Comment se fait-il que ce putain de bon livre ne trouve pas une place de choix dans les foyers français ? Comment expliquer que des centaines de milliers de personnes dans ce pays, depuis deux générations maintenant, aient lu durant leur enfance, et souvent même relu des ouvrages aussi magiques que Matilda, Sacrées sorcières, Charlie et la chocolaterie et quantité d'autres... et qu'une fois adultes elles n'aillent pas se régaler encore une dernière fois avec le seul roman que Roald Dahl ait écrit spécialement pour eux.
Quelqu'un peut-il m'expliquer ? M'expliquer pourquoi si peu de gens le connaissent et l'ont lu ?
Je ne tiens pas à me faire redresseur de torts, je me dis plutôt que vous avez une sacrée chance, et que le découvrir est toujours une possibilité, qu'il n'est pas trop tard pour vous rattraper.
Mais au fait, de quoi s'agit-il au juste ?
L'argument est simplissime.
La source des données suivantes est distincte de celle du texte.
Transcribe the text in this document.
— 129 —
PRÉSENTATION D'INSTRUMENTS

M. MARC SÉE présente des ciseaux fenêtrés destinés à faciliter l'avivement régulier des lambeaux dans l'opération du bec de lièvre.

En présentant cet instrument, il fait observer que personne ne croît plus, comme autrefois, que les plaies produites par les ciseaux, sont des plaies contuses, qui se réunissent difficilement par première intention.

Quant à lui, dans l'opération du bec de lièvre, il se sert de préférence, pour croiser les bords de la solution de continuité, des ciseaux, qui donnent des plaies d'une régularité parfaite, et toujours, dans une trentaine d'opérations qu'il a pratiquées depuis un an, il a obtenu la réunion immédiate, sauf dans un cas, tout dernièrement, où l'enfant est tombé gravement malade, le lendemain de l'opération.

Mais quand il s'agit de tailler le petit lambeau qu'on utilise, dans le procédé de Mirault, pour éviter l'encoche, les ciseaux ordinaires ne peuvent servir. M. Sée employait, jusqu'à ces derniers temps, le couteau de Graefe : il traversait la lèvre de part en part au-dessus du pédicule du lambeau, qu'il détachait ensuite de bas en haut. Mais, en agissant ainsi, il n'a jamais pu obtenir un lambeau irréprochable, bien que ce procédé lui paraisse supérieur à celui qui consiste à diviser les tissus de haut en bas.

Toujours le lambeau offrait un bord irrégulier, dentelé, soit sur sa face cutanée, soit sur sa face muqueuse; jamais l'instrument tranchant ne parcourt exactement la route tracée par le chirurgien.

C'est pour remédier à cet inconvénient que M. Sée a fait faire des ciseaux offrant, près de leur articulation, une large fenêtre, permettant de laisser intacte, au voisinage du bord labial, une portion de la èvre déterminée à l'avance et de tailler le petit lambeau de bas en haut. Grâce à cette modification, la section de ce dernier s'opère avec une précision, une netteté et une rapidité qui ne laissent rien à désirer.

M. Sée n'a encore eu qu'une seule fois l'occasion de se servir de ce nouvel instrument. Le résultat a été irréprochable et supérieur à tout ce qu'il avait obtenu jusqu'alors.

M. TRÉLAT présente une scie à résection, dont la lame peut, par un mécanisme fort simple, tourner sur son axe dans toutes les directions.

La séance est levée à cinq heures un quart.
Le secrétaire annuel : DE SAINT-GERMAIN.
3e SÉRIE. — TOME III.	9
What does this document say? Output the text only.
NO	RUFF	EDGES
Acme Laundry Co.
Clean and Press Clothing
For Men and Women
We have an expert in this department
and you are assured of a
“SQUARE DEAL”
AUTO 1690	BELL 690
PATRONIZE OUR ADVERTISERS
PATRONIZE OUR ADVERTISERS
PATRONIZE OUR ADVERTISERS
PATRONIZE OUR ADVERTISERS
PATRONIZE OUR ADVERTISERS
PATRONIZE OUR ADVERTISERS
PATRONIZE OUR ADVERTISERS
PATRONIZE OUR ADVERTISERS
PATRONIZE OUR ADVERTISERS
Roald Dahl ayant retrouvé les carnets intimes de son oncle Oswald propose d'en faire découvrir aux lecteurs une section du volume XX, écrite en juillet 1938, celle où il explique comment, à 17 ans, il fit fortune. Je ne dirai rien de plus sur le contenu de l'histoire pour ne pas gâcher le plaisir que les éventuels futurs lecteurs (ceux que j'aurai convaincus) tireront de leur lecture.
Oswald est un oncle comme tant d'entre nous avons rêvé d'en avoir un.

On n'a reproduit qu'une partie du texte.